職員に対する戒告処分は、裁量権を逸脱、濫用したものか

(平成5年3月2日最高裁)

事件番号  平成2(行ツ)118

 

最高裁判所の見解

国家公務員法(以下「国公法」という)九八条二項の規定が

憲法二八条に違反するものでないことは、

当裁判所の判例(最高裁昭和四三年(あ)

第二七八〇号同四八年四月二五日大法廷判決・

刑集二七巻四号五四七頁)とするところであり、

これと同旨の原審の判断は正当である。

論旨は採用することができない。

 

同第二点について
所論引用の経済的、社会的及び文化的権利に関する

国際規約(昭和五四年条約第六号)八条一項(c)、

結社の自由及び団結権の保護に関する条約

(昭和四〇年条約第七号。いわゆるILO八七号条約)三条並びに

団結権及び団体交渉権についての原則の適用に関する条約

(昭和二九年条約第二〇号。

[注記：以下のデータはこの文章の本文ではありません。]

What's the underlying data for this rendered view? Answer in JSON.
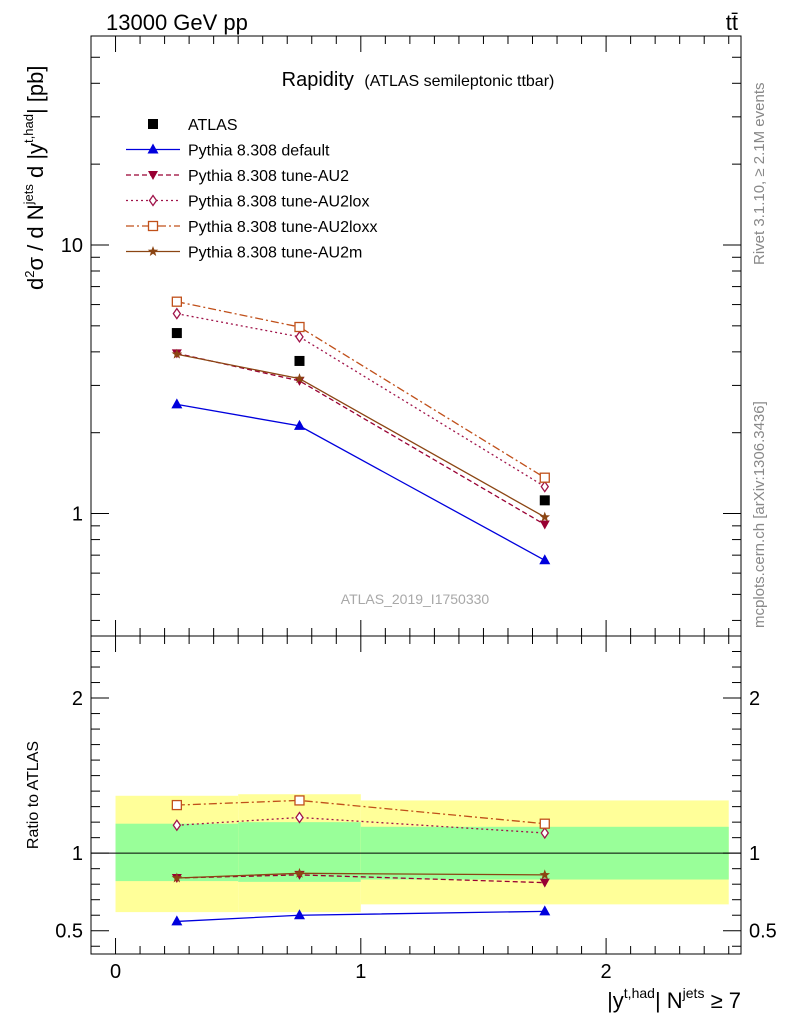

いわゆるILO九八号条約)三条は、

いずれも公務員の争議権を保障したものとは解されず、

国公法九八条二項が右各条約に抵触するものとはいえない。

 

右抵触を前提とする所論憲法九八条二項違反の主張は、失当である。

論旨は採用することができない。

 

同第三点及び第五点について

いわゆる出勤簿整理時間の設定は、

一般職に属する国家公務員の勤務時間を短縮し、

出勤簿整理時間中の職務に従事する義務を免除したものと解することはできない

(最高裁昭和五七年(行ツ)第七七号同六〇年一一月八日第二小法廷判決・

民集三九巻七号一三七五頁参照)。

 

したがって、本件職場集会は、勤務時間に食い込むものであり、

業務の正常な運営を阻害するものであるから、

国公法九八条二項の禁止する争議行為に該当するとした原審の判断は、

正当として是認することができ、

原判決に所論の違法はない。

右違法のあることを前提とする所論憲法二八条違反の主張は、失当である。

論旨はいずれも採用することができない。

 

同第四点について

所論引用の最高裁昭和三九年(あ)第二九六号同四一年一〇月二六日大法廷判決

(刑集二〇巻八号九〇一頁)は昭和四四年(あ)

第二五七一号同五二年五月四日大法廷判決(刑集三一巻三号一八二頁)により、また、

所論引用の最高裁昭和四一年(あ)

第四〇一号同四四年四月二日大法廷判決(刑集二三巻五号三〇五頁)は

昭和四四年(あ)第一二七五号同五一年五月二一日大法廷判決

(刑集三〇巻五号一一七八頁)により、それぞれ変更されたものであるのみならず、

所論引用の各大法廷判決は、

地方公務員法等に違反する争議行為につき

一律に刑事制裁を科することの許否を論じたものであり、

それらの行為に関する民事責任、懲戒責任の存否を

判断の対象としたものではない。

 

これと同旨の原審の判断は正当であり、

原判決に所論の判例違反はない。論旨は採用することができない。

 

同第六点について

所論引用の最高裁昭和四七年(行ツ)第五二号同五二年一二月二〇日

第三小法廷判決(民集三一巻七号一一〇一頁)については、

変更の必要は認められない。争議行為としての

本件職場集会の規模、態様、上告人の関与の程度等のほか、

上告人に対する本件懲戒処分が最も軽い戒告にとどまるものであることなど

原審の適法に確定した事実関係の下において、

本件懲戒処分が社会通念上著しく妥当性を欠き、

裁量権を逸脱、濫用したものとはいえないとした原審の判断は正当として

是認することができ、原判決に所論の違法はない。